1 1/2 lbs. pork spare ribs, cut into 2 inch pieces
3 tbsp olive oil
1 medium red onion, coarsely diced
1 carrot, peeled and cut into 2″ pieces
1 celery stalk, cut into 1″ pieces
1 cup red wine
1 cup chicken stock
1 cup basic tomato sauce
1 anchovy fillet, rinsed and patted dry
4 sprigs of rosemary
Salt

  1. Place the spareribs in a large pot and cover with cold water. Bring to a boil over high heat and then reduce to a simmer. Simmer for 30 minutes. Drain the spareribs and then rinse them. Season the spareribs with salt
  2. Add the olive oil to a dutch oven and heat over medium-high heat until the oil is just about smoking. Add the onion, carrot, and celery and cook until lightly browned, about 10 minutes.

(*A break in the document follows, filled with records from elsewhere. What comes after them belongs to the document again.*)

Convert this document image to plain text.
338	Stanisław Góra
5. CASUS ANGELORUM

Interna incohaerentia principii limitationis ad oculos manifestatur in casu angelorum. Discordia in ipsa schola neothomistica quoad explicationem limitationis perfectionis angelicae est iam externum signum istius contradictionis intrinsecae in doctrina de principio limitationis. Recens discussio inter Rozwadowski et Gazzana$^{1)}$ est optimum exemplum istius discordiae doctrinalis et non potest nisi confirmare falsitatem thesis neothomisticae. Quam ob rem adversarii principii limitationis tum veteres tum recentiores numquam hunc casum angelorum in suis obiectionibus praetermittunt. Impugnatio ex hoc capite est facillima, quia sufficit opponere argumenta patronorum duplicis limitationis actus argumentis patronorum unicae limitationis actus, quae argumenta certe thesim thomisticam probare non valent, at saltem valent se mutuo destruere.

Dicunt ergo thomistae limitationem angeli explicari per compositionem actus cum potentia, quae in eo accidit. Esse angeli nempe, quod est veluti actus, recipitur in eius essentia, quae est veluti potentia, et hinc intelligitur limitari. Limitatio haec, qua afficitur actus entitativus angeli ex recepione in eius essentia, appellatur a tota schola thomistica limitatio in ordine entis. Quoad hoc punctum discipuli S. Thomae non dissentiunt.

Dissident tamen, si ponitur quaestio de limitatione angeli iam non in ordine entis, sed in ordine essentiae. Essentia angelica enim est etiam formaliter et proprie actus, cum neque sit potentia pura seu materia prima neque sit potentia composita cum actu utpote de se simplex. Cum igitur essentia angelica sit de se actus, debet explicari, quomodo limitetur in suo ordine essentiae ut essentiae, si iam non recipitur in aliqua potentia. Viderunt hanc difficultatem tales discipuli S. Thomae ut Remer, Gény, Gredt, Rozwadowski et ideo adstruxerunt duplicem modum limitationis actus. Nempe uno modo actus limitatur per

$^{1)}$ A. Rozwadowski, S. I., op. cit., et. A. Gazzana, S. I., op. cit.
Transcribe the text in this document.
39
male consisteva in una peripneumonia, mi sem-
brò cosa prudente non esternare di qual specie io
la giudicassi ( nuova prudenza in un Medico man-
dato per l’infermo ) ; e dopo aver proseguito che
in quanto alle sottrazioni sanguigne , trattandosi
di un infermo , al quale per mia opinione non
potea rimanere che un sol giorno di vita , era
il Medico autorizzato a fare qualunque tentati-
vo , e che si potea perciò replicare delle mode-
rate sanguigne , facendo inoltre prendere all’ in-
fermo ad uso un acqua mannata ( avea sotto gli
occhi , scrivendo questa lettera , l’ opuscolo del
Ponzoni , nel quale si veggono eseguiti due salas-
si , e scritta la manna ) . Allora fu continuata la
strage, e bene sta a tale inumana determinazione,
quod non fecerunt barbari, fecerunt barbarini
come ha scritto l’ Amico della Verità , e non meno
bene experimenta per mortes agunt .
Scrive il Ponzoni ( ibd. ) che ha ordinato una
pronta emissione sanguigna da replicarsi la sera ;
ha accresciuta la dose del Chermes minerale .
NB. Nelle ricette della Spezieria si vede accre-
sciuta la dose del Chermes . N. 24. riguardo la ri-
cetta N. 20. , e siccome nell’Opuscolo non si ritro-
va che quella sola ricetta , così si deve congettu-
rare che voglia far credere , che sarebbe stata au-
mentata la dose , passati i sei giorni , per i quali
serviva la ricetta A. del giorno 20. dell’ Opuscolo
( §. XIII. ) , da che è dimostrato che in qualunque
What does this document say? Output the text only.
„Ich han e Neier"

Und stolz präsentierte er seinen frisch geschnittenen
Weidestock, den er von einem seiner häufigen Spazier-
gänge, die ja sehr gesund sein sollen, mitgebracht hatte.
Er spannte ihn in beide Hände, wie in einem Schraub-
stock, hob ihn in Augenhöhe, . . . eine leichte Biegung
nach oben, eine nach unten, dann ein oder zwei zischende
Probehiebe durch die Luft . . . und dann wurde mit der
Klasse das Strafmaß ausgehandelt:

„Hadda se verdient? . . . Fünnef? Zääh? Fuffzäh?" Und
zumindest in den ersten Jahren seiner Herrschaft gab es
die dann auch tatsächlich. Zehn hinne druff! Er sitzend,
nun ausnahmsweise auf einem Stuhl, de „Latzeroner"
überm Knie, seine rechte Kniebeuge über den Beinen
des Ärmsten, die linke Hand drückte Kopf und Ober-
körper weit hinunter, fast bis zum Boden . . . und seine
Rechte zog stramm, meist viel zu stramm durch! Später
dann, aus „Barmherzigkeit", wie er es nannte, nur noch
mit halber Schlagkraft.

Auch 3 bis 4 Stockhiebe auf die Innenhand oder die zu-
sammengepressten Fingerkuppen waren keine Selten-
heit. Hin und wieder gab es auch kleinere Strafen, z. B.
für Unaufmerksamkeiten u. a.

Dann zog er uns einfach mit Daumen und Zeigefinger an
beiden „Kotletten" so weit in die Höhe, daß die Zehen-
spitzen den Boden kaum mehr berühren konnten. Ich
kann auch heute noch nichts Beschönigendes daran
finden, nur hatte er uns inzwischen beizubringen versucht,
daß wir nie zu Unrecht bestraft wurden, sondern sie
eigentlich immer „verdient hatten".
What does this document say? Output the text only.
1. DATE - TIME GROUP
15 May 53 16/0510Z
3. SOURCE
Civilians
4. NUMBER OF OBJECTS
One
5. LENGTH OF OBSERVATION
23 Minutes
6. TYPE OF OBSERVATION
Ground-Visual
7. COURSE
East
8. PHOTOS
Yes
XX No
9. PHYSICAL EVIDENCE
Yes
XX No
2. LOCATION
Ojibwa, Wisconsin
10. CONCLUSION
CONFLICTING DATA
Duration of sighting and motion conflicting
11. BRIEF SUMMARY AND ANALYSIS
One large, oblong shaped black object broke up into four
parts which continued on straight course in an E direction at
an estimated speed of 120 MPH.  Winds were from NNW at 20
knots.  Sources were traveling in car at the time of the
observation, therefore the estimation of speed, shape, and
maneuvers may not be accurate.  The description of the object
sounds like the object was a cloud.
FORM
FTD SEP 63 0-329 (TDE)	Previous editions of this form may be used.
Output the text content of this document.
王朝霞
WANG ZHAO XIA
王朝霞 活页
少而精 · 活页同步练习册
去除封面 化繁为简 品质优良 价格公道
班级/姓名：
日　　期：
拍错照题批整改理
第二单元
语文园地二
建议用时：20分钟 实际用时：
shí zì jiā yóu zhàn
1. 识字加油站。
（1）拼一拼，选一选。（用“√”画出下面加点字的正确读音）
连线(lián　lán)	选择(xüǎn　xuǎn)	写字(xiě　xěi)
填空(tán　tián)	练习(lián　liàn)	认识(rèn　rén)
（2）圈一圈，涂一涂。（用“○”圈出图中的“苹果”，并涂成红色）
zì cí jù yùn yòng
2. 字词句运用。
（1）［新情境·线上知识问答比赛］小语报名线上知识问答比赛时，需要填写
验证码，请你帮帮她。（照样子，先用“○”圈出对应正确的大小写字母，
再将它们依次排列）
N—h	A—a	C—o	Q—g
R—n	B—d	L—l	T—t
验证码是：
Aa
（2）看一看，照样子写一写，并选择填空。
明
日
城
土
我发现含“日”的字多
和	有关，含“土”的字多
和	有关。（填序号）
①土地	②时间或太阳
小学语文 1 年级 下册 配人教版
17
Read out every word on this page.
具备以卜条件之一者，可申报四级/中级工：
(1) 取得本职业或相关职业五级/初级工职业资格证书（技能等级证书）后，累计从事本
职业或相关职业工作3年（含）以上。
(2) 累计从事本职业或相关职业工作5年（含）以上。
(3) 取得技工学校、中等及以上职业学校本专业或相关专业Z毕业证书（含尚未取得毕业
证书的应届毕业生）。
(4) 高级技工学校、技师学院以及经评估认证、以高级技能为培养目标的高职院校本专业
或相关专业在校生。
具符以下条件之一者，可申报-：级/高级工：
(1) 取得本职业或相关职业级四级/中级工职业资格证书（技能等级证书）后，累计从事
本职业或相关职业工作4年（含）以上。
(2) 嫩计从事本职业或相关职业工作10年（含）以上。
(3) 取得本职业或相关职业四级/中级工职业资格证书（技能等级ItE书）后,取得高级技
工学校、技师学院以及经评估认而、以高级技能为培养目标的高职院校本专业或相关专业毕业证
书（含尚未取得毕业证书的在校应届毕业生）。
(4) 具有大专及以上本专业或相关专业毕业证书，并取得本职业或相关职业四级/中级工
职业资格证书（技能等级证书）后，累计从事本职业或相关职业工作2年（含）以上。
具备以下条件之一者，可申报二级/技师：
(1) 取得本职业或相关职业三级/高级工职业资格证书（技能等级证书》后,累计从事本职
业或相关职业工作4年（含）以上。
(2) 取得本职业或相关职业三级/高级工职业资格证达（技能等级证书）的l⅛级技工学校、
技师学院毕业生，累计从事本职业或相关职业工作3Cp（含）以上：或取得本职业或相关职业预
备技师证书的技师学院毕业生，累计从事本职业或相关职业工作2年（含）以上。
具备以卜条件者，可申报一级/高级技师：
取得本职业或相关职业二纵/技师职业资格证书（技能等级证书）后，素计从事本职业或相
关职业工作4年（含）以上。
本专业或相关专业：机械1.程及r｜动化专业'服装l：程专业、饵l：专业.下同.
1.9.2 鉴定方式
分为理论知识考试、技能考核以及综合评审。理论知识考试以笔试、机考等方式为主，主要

  3. Deglaze the dutch oven with the red wine, scrapping up any browned bits. Add the chicken stock, the tomato sauce, and the anchovy fillet. Season the sauce with salt. Add the pork and stir together.
  4. Bring the sauce to a boil, cover, and reduce heat to a simmer. Cook for 2 to 2 1/2 hours or until the pork is fork tender. Serve in small bowls.

Serves 2 to 3.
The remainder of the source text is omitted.